As a food fight broke out, a chocolate mousse cake landed on the delicious Agnes B frontage of a former Playboy centrefold. The fat guy from Fear Factory elbowed the fat guy from Slayer out of the way to get to the MTV interviewer. Everywhere you looked, huge beaming desperados were stuffing untouched bottles of Jack Daniels down their trousers. It was rock 'n' roll. It was ... SpinalTaptastic.

"So here it is at last, the distinguished thing," murmured Henry James just before he died. The anthologies of literary obiter dicta are full of deathbed sign-offs in varying shades of pretension and pathos. One thinks of Oscar Wilde's alleged parting shot, "Either this wallpaper goes or I do," or the Great War chap whose last observation was "Don't worry, they couldn't hit an elephant at this dist-".

But don't you feel there's been a slight falling-off lately in the quality of Famous Last Words? Learning that Timothy Leary, the turn-on-tune-in acid visionary, greeted the prospect of eternity with the words "Great - why not?", one thinks of Henry James and sighs. And what does one make of Donald Cammell, the maverick film-maker who died in April this year? According to reports, he shot himself with a 12-bore, and was found alive by a girlfriend over an hour later. The last thing he said was, "I feel horny."

Many happy whatsits to Barbara Cartland, who hit 95 on Tuesday. As one surveys the proliferating list of her 700-odd titles, as it meanders across the pages of Who's Who in an unstoppable stream, a thought occurs.
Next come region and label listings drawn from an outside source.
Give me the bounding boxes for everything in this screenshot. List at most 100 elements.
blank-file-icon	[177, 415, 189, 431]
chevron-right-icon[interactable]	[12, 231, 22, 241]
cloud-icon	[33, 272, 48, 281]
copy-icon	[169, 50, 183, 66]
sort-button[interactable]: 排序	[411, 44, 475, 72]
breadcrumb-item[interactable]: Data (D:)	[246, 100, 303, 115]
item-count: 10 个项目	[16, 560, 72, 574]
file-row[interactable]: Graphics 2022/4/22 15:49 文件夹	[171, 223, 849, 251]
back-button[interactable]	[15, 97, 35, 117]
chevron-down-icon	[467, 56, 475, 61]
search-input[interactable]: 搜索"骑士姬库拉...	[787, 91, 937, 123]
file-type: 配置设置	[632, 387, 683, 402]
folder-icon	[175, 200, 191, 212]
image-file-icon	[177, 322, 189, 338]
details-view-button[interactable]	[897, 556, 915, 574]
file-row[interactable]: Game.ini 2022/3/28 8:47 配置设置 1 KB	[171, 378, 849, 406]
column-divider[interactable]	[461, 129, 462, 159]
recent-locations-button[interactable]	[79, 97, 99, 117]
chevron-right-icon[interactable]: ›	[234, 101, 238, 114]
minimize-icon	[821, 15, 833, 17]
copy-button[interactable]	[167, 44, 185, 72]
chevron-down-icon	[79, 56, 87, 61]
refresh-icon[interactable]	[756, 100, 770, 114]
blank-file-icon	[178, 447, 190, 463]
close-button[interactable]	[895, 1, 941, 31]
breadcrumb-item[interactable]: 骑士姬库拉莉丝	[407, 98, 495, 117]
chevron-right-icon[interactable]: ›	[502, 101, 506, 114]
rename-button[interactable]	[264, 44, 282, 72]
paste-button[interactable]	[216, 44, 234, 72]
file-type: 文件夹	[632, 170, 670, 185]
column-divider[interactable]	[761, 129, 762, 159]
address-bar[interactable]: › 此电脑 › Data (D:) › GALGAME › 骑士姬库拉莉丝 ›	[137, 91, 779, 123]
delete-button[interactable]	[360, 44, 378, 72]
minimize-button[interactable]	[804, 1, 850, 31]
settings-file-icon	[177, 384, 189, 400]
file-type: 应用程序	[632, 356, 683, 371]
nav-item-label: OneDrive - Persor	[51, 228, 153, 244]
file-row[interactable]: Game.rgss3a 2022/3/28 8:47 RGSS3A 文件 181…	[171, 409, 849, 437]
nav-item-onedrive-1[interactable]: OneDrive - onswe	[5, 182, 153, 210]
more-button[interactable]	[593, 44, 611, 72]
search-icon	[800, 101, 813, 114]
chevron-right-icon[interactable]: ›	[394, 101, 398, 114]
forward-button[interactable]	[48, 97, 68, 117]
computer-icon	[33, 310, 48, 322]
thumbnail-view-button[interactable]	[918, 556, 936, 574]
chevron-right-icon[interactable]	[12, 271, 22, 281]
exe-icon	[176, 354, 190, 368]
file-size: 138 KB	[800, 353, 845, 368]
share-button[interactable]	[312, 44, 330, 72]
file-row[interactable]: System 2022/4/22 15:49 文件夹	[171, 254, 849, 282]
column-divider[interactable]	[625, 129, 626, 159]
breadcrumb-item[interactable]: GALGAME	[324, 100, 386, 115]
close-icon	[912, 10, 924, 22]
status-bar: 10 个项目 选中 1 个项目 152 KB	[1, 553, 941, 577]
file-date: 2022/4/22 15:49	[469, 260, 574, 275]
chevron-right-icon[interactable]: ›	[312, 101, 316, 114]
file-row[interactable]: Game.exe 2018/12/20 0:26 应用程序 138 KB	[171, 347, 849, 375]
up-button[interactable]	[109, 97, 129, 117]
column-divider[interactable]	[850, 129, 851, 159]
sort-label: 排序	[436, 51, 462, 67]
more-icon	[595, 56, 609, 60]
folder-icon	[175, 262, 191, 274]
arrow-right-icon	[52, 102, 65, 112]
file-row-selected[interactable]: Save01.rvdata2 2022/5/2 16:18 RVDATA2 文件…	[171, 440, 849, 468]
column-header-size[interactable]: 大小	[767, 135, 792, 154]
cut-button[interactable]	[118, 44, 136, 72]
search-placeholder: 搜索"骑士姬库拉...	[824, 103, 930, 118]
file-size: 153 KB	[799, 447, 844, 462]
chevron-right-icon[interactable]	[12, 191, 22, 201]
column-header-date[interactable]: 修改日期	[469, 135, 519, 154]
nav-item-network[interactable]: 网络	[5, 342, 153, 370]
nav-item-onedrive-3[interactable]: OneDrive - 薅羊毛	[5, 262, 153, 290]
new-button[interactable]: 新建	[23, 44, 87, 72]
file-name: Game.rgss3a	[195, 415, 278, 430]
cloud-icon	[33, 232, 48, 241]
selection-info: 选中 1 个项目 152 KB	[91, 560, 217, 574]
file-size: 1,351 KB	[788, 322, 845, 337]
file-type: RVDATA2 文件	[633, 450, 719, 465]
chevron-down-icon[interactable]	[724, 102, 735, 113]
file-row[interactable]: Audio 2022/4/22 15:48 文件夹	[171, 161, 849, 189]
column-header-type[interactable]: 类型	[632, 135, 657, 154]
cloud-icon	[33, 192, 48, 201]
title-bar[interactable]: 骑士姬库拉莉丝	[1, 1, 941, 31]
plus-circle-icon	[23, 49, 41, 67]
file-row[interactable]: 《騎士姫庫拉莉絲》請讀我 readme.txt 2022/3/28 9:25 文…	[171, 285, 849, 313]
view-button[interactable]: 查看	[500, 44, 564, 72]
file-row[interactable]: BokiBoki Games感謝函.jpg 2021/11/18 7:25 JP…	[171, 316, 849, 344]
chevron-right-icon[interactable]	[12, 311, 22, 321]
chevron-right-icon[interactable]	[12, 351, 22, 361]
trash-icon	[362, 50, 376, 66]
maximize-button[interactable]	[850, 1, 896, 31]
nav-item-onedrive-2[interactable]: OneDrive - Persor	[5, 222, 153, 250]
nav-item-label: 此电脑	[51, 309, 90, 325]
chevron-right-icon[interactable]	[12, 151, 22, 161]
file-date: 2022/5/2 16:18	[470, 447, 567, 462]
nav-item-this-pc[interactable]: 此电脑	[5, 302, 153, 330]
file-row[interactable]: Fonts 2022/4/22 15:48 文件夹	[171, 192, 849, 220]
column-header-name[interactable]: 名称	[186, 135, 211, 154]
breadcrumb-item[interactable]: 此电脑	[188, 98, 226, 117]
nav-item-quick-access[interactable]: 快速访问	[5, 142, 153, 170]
According to her entry "She published her first novel at the age of 21," that is, in 1922. How extraordinary to think there's any writer alive today who brought out a book in the annus mirabilis of 20th-century literature, the year of Ulysses and The Waste Land.

Is she the only one? A quick check among other ancient scribes - VS Pritchett, born 1900, first book Marching Spain, published in 1928; AL Rowse, born 1903, first book Politics and the Younger Generation published in 1931 - reveals they're only trotting after her. Or do you know different? Anyone who can name a living author whose oeuvre stretches back before Dame Barbara's own will receive a complete set of her - no no, only kidding.

In Sheila Kitzinger's article on Monday, a error in transmission misquoted her as saying that the Virgin Mary gave birth with women helpers. The article should instead have referred to St Anne, mother of Mary.